"Look, anything I say right now — I'm not the president — everything is a suggestion, no matter what you say, it's a suggestion. I feel strongly that we have to do something about — when you look at radical Islamic terrorism, we have a president, as you folks know very well, we have a president who won't even use the term for the World Trade Center, he won't use the term. And we have to do something, and you're not going to do something until you know what the problem is."Why I like that "suggestions" business:
1. Even if he were already the President (other than in the area of foreign affairs and his duties as Commander in Chief), it is what a President is supposed to do.

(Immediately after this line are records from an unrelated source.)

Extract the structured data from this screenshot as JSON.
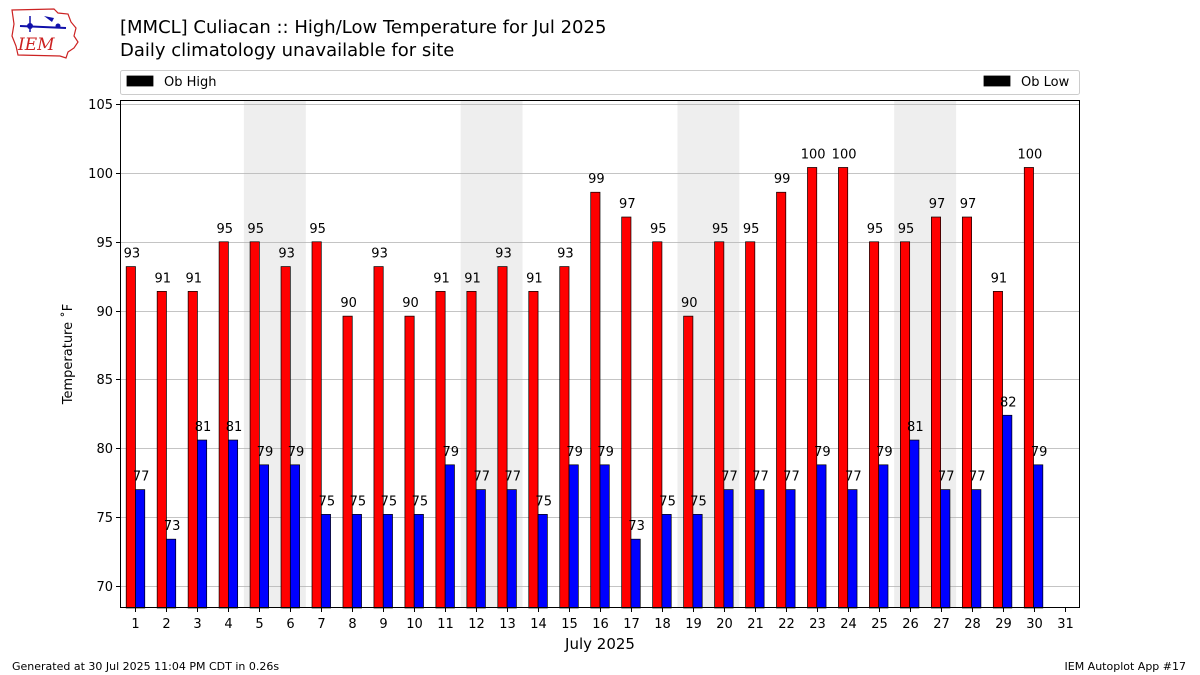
{
  "header": {
    "title": "[MMCL] Culiacan :: High/Low Temperature for Jul 2025",
    "subtitle": "Daily climatology unavailable for site"
  },
  "logo": {
    "text": "IEM",
    "icon": "iem-logo-icon"
  },
  "footer": {
    "left": "Generated at 30 Jul 2025 11:04 PM CDT in 0.26s",
    "right": "IEM Autoplot App #17"
  },
  "chart_data": {
    "type": "bar",
    "xlabel": "July 2025",
    "ylabel": "Temperature $^\\circ$F",
    "ylabel_display": "Temperature ˚F",
    "ylim": [
      68.4,
      105.3
    ],
    "yticks": [
      70,
      75,
      80,
      85,
      90,
      95,
      100,
      105
    ],
    "grid": true,
    "legend_placement": "top",
    "categories": [
      "1",
      "2",
      "3",
      "4",
      "5",
      "6",
      "7",
      "8",
      "9",
      "10",
      "11",
      "12",
      "13",
      "14",
      "15",
      "16",
      "17",
      "18",
      "19",
      "20",
      "21",
      "22",
      "23",
      "24",
      "25",
      "26",
      "27",
      "28",
      "29",
      "30",
      "31"
    ],
    "weekend_shading": [
      [
        5,
        6
      ],
      [
        12,
        13
      ],
      [
        19,
        20
      ],
      [
        26,
        27
      ]
    ],
    "series": [
      {
        "name": "Ob High",
        "color": "#ff0000",
        "labels": [
          "93",
          "91",
          "91",
          "95",
          "95",
          "93",
          "95",
          "90",
          "93",
          "90",
          "91",
          "91",
          "93",
          "91",
          "93",
          "99",
          "97",
          "95",
          "90",
          "95",
          "95",
          "99",
          "100",
          "100",
          "95",
          "95",
          "97",
          "97",
          "91",
          "100",
          null
        ],
        "values": [
          93.2,
          91.4,
          91.4,
          95.0,
          95.0,
          93.2,
          95.0,
          89.6,
          93.2,
          89.6,
          91.4,
          91.4,
          93.2,
          91.4,
          93.2,
          98.6,
          96.8,
          95.0,
          89.6,
          95.0,
          95.0,
          98.6,
          100.4,
          100.4,
          95.0,
          95.0,
          96.8,
          96.8,
          91.4,
          100.4,
          null
        ]
      },
      {
        "name": "Ob Low",
        "color": "#0000ff",
        "labels": [
          "77",
          "73",
          "81",
          "81",
          "79",
          "79",
          "75",
          "75",
          "75",
          "75",
          "79",
          "77",
          "77",
          "75",
          "79",
          "79",
          "73",
          "75",
          "75",
          "77",
          "77",
          "77",
          "79",
          "77",
          "79",
          "81",
          "77",
          "77",
          "82",
          "79",
          null
        ],
        "values": [
          77.0,
          73.4,
          80.6,
          80.6,
          78.8,
          78.8,
          75.2,
          75.2,
          75.2,
          75.2,
          78.8,
          77.0,
          77.0,
          75.2,
          78.8,
          78.8,
          73.4,
          75.2,
          75.2,
          77.0,
          77.0,
          77.0,
          78.8,
          77.0,
          78.8,
          80.6,
          77.0,
          77.0,
          82.4,
          78.8,
          null
        ]
      }
    ]
  }
}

Article II, Section 3 of the Constitution says: "He shall from time to time give to the Congress information of the state of the union, and recommend to their consideration such measures as he shall judge necessary and expedient...." That sounds like making suggestions to me. It looks like the opposite of those dictatorial tendencies Trump's antagonists purport to see.
2. It is a complete distortion to characterize the vote for the candidate as a referendum on all the policies he or she has talked about during the election season. In the end, we're forced to vote for someone, but the vote only means that we think this person is better than the other one, and it's unfair to interpret the vote to mean we want all of those policies. For example, I voted for Obama over McCain in 2008 mainly because I thought he was better suited to handle the financial crisis. I did not enjoy seeing his victory portrayed as a mandate for health insurance reform.
3. Presidents do — and should — adjust their thinking as the context changes and new information becomes available. You don't want the President wedded to a bunch of policy pledges that were based on how things looked when he was running for office (including the now-irrelevant pressure to get elected).